I've been meaning to try SFML (I've done lots in Allegro and SDL in the past), so this would be a decent excuse for me.
I know its hardware vs software, but these SDL vs SFML benchmark tests are pretty convincing:
http://www.sfml-dev.org/forum/viewtopic.php?t=43
I came across SFML some days ago and i'd actually love to use it in this project. It comes with so many powerful features we had to write on our own if we were using SDL, thus hopefully speeding up the development quite a bit. And i think development speed is the main issue on 48 hour contests ;-)
Well if we go with SFML might I suggest using Chipmunk too?
https://code.google.com/p/chipmunk-physics/
What does the arcade genre include?
Also, if this can compile for iPhone/iPad that would be wonderful; even if you don't add that into the toolchain early it would still be cool at a later date.

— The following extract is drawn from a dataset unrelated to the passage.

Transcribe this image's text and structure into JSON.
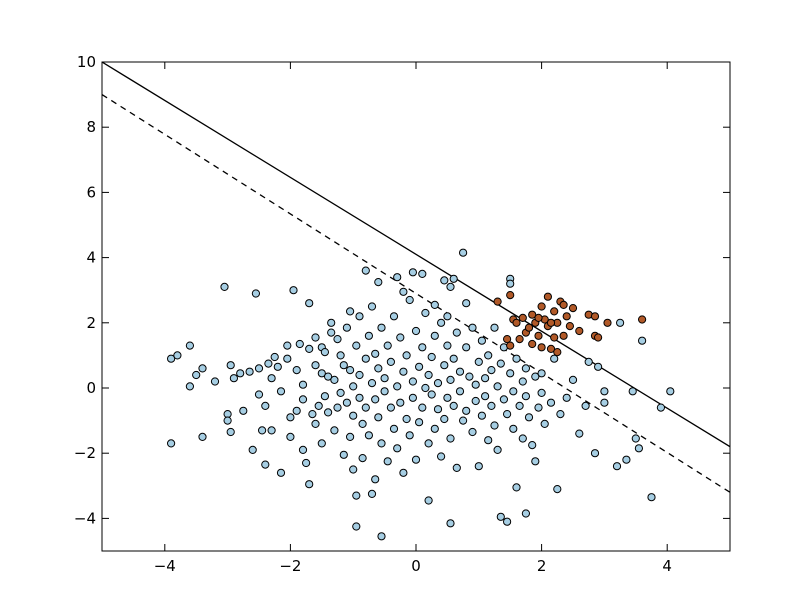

it would be wonderful if this project grew outside of just this compitition after the competition is over.
I think you need an apple developer license for those plathforms. I doubt anyone is willing to pay a hundred dollars for just compiling to those plathforms..
Also note that the Apple App Store is incompatible with the GPL. Unless something's changed since January: http://www.zdnet.com/blog/open-source/no-gpl-apps-for-apples-app-store/8046
I also believe you need a Mac to develop for iOS?
Yes you need mac. I even failed to install it in a VM, if you're not part of the big apple family you lose... I hate em...
As for SFML, alpha blending is free there ;) No more pink=transparent or mega slowdown for alpha. We could make some cool particle effects with thousands of particles.
Chipmunk seems really tempting, I didn't know that one yet.
I have (with my bro) tried to make apps for the app store. It was a profoundly negative and frustrating experience. Essentially nothing, as far as I saw, about the way Apple ran it was right. It's a darned shame, but there you have it.